Pecker’s testimony was also the latest instance that shows how close the media executive was to Trump throughout the campaign and the early days of his presidency.

Pecker touched on a meeting in August 2015 at Trump Tower in New York featuring Trump and Cohen. The testimony later shifted gears to another meeting on Jan. 6, 2017, that Pecker attended at Trump Tower, where he saw Reince Priebus and Mike Pompeo sitting with Trump. Priebus and Pompeo would later become White House chief of staff and secretary of state, respectively, in the Trump administration.

Entering the courtroom Friday morning, Trump said he thought things went “very well” in the trial on Thursday.

He also complained about how cold it is in the courtroom and what he claims are conflicts of interest by the judge. He called the proceedings “a rigged trial.” Trump has repeatedly made those same allegations on social media.

Pecker’s earlier testimony

Pecker testified earlier this week about the “catch and kill” scheme he devised along with Trump and Cohen to buy the rights to negative tabloid stories about Trump during the 2016 presidential campaign and not publish them, essentially killing them.

Pecker described how his publishing company paid $30,000 to a former Trump Tower doorman for a story he did not believe was true, and another $150,000 to McDougal for the rights to her story about an alleged affair, which Pecker said he did believe was true.

Pecker also explained how, after buying the first two stories and not being reimbursed by Trump for them, he was not willing to pay another $130,000 to buy the silence of Daniels, who alleged she had a sexual encounter with Trump a decade before he ran for president.

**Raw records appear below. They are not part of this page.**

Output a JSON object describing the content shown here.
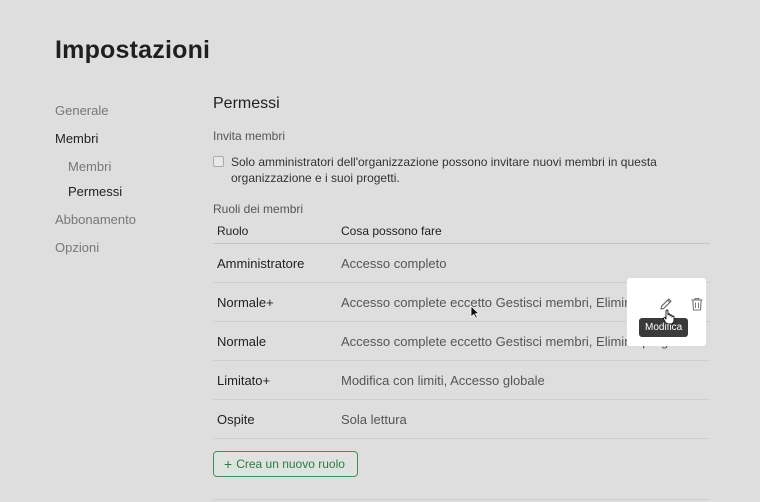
{
  "page": {
    "title": "Impostazioni"
  },
  "sidebar": {
    "items": [
      {
        "label": "Generale"
      },
      {
        "label": "Membri"
      },
      {
        "label": "Membri"
      },
      {
        "label": "Permessi"
      },
      {
        "label": "Abbonamento"
      },
      {
        "label": "Opzioni"
      }
    ]
  },
  "permissions": {
    "title": "Permessi",
    "invite_label": "Invita membri",
    "invite_checkbox_text": "Solo amministratori dell'organizzazione possono invitare nuovi membri in questa organizzazione e i suoi progetti.",
    "invite_checked": false,
    "roles_label": "Ruoli dei membri",
    "table": {
      "headers": {
        "role": "Ruolo",
        "desc": "Cosa possono fare"
      },
      "rows": [
        {
          "role": "Amministratore",
          "desc": "Accesso completo"
        },
        {
          "role": "Normale+",
          "desc": "Accesso complete eccetto Gestisci membri, Elimina progetti, Gestisci abbonamento"
        },
        {
          "role": "Normale",
          "desc": "Accesso complete eccetto Gestisci membri, Elimina progetti, Gestisci abbonamento"
        },
        {
          "role": "Limitato+",
          "desc": "Modifica con limiti, Accesso globale"
        },
        {
          "role": "Ospite",
          "desc": "Sola lettura"
        }
      ]
    },
    "create_button": "Crea un nuovo ruolo"
  },
  "row_actions": {
    "edit_icon": "pencil-icon",
    "delete_icon": "trash-icon",
    "tooltip": "Modifica"
  },
  "colors": {
    "accent": "#2d7a45",
    "background": "#dedede",
    "tooltip": "#3a3a3a"
  }
}
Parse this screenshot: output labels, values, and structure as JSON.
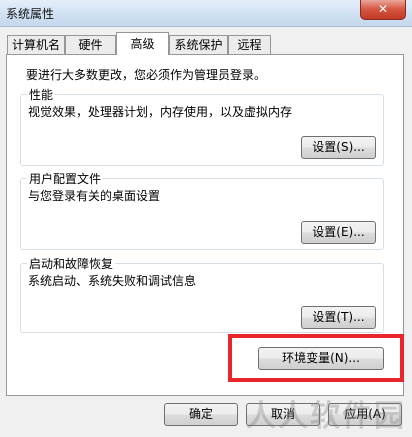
{
  "window": {
    "title": "系统属性",
    "close_symbol": "✕"
  },
  "tabs": [
    {
      "label": "计算机名"
    },
    {
      "label": "硬件"
    },
    {
      "label": "高级",
      "active": true
    },
    {
      "label": "系统保护"
    },
    {
      "label": "远程"
    }
  ],
  "admin_note": "要进行大多数更改，您必须作为管理员登录。",
  "performance": {
    "title": "性能",
    "description": "视觉效果，处理器计划，内存使用，以及虚拟内存",
    "button": "设置(S)..."
  },
  "user_profiles": {
    "title": "用户配置文件",
    "description": "与您登录有关的桌面设置",
    "button": "设置(E)..."
  },
  "startup_recovery": {
    "title": "启动和故障恢复",
    "description": "系统启动、系统失败和调试信息",
    "button": "设置(T)..."
  },
  "env_button": "环境变量(N)...",
  "footer": {
    "ok": "确定",
    "cancel": "取消",
    "apply": "应用(A)"
  },
  "watermark": "人人软件园",
  "colors": {
    "highlight": "#e8262c",
    "titlebar": "#cfe0f2",
    "close": "#c03a26"
  }
}
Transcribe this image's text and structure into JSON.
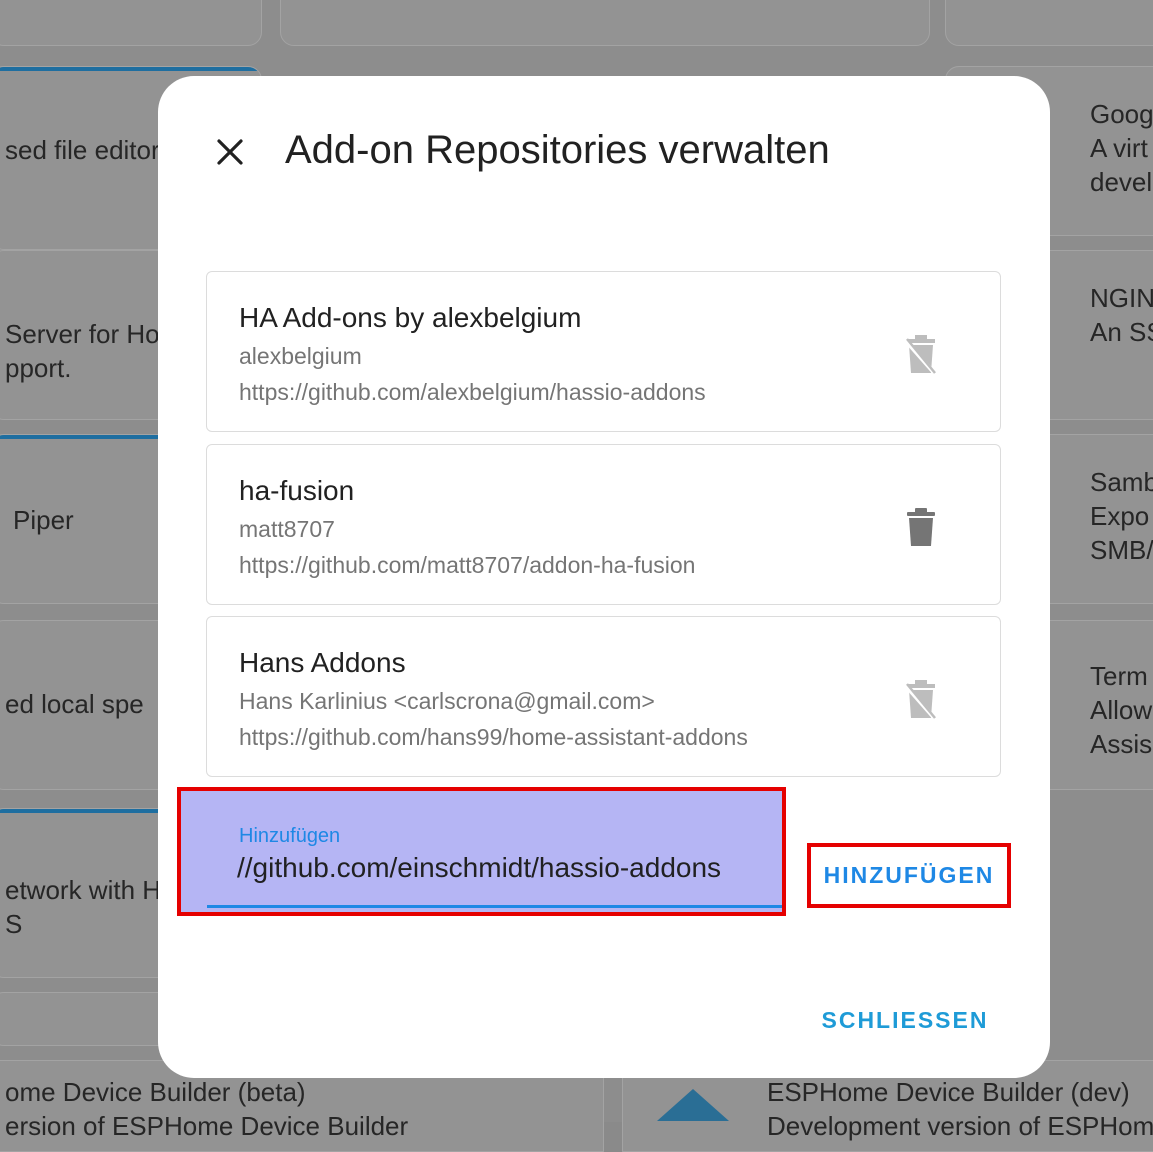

Pecker sat just feet away from Trump as he spoke, and the two men occasionally looked at each other. Trump is charged with 34 counts of falsifying business records as part of a scheme to cover up reimbursement payments that he eventually made to Cohen after his lawyer and personal fixer paid the $130,000 to buy Daniels’ silence.

Pecker also testified that he suspected the company’s payments for the doorman’s silence and McDougal’s story might constitute campaign finance violations, because they were essentially undeclared contributions to assist Trump’s campaign for president.

He consulted a campaign finance lawyer on the matter, but the publishing company AMI, the National Enquirer’s parent company, later received an inquiry from the Federal Election Commission about the payments.

The company ultimately admitted to a campaign finance violation and paid a fine in 2021 of more than $180,000 in a conciliation agreement with the FEC to settle the matter.